A Japanese couple left behind a hut with their beloved only child. Once a lion started to attack them and their hut, from which the tot was saved by a female Grauer’s gorilla named Mela, whose birth son (or younger brother) had just died of highly ill health.

This is undoubtedly the birthplace of Tarzan. Or maybe it was taken from an early movie that was faithful to the original story. Said film is more accurately known as the first Tarzan film ever, but I think that it is an arbitrary work of Souji Yamakawa, the cool old guy who gave us Isamu of the Wilderness, who was impressed by the original film based on the first Tarzan story by Edgar Rice Burroughs when he was in his youth.

Soji Yamakawa provided a thrilling adventure story with colour miniatures to post war silent generation Japanese boys, whose lives were changed by WW2. Was he aiming for the Japanese version of Tarzan? Not really though, more like a surreal Robinsonade with Momotaro undertones.
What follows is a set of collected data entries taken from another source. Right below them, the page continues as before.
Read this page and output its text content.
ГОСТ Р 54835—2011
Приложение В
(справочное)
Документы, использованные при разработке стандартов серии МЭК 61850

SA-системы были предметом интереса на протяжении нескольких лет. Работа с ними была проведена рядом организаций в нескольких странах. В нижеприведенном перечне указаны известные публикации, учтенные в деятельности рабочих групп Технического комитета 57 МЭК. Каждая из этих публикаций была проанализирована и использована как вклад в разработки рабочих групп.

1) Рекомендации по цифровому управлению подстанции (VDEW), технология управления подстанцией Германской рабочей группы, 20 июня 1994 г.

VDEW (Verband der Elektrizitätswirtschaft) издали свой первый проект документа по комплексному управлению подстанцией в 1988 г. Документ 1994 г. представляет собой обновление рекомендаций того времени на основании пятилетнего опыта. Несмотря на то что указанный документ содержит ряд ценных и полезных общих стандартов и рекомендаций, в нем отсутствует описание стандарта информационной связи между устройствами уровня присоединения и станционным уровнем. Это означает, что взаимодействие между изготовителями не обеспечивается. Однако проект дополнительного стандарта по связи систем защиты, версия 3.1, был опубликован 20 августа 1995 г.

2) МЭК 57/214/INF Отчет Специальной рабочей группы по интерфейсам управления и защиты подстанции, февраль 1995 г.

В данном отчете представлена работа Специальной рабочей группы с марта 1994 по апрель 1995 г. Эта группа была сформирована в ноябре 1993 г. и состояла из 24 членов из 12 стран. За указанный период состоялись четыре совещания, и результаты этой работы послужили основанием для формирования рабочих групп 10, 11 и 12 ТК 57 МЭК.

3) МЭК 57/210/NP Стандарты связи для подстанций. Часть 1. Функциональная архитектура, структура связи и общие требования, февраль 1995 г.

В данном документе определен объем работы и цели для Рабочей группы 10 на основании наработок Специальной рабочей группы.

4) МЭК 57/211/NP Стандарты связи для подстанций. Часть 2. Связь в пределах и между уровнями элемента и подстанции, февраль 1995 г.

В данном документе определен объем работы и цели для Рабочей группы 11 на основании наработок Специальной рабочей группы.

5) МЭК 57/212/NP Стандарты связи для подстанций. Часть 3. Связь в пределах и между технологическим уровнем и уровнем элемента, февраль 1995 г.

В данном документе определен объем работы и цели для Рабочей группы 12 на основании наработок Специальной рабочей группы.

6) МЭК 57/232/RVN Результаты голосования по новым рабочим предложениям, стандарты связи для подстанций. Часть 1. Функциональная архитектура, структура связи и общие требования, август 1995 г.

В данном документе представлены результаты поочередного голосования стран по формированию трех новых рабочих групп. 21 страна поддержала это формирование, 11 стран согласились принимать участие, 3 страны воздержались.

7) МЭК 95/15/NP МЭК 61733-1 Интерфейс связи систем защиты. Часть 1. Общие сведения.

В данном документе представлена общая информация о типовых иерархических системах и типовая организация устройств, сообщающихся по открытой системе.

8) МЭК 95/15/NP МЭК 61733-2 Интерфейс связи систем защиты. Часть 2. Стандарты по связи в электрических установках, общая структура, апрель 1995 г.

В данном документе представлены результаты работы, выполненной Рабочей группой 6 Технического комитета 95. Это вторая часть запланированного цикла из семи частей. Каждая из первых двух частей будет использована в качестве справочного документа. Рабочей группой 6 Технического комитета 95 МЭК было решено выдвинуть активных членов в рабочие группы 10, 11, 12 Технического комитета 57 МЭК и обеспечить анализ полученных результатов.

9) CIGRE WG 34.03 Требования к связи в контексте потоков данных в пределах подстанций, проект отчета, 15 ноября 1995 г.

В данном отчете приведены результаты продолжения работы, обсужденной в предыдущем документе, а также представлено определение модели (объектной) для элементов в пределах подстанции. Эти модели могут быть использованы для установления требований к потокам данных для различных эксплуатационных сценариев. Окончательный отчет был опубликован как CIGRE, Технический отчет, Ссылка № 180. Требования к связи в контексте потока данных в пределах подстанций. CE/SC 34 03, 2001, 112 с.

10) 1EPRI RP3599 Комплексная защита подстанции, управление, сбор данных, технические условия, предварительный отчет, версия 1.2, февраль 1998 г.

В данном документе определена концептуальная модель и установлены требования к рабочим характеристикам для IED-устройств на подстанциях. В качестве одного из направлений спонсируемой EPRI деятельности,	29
However, what is fundamentally different is that the main character of Yamakawa's work is a teenaged boy inspired a bit more by the eponymous Momotaro than most Tarzan clones. Many of Burroughs’ heroes also began their lives as boys, but they must have grown physically older, except for a few like John Carter and most notoriously Tarzan, who was not just influenced a bit by Peter Pan, Sun Wukong or even Hanuman for that matter, but also became immortal by eating an artificial derivation, of a deadly drug traded most often by the Oparian Kavuru elite. However, the heroes drawn by Yamakawa are just boys until the end, but they can’t remain boys forever after all. 

Yamakawa's works, which are somewhat old-fashioned and also have the absurdity of the past Kamishibai type (Emonogatari) picture stories, are very different from those of Burroughs. In fact, it's only in the second volume where the demons, main bad guy Ula and good guy Amenhotep would all have to really appear that the story will also be interesting. However, that's why it is interesting that Soji Yamakawa imitated Burroughs at the starting point. And the boys at that time got drunk in the world of Yamakawa.

It's no wonder that we, the then children's generation of Japan, now the Japanese Gen X, are crazy about Burroughs to this day.

The protagonist of "Shonen Champion" is Shingo, the son of Japanese Rev. Juzo Makimura who came to the outback of Virunga National Park. He was separated from his dad and dying mum when he was nearly a toddler, had said dad mauled off the hook by a hungry old lion (and later a giant cryptid flyer) and got raised by a herd of Grauer’s gorillas. When he defeated the boisterous old lion, Shingo himself pounded his chest while yodelling and whinnying in a brave, proud mood. This is a bit more like the most surreal of the aforementioned Tarzan books, rather than like most non-Tarzan jungle books. A heroine called Suiko also appeared, and in the scene where Shingo embraced her in the rain, the Asahi Shimbun was accused somewhat rightly by both wary parents and prude kids, so it was originally intended as a story aimed at teenagers after all.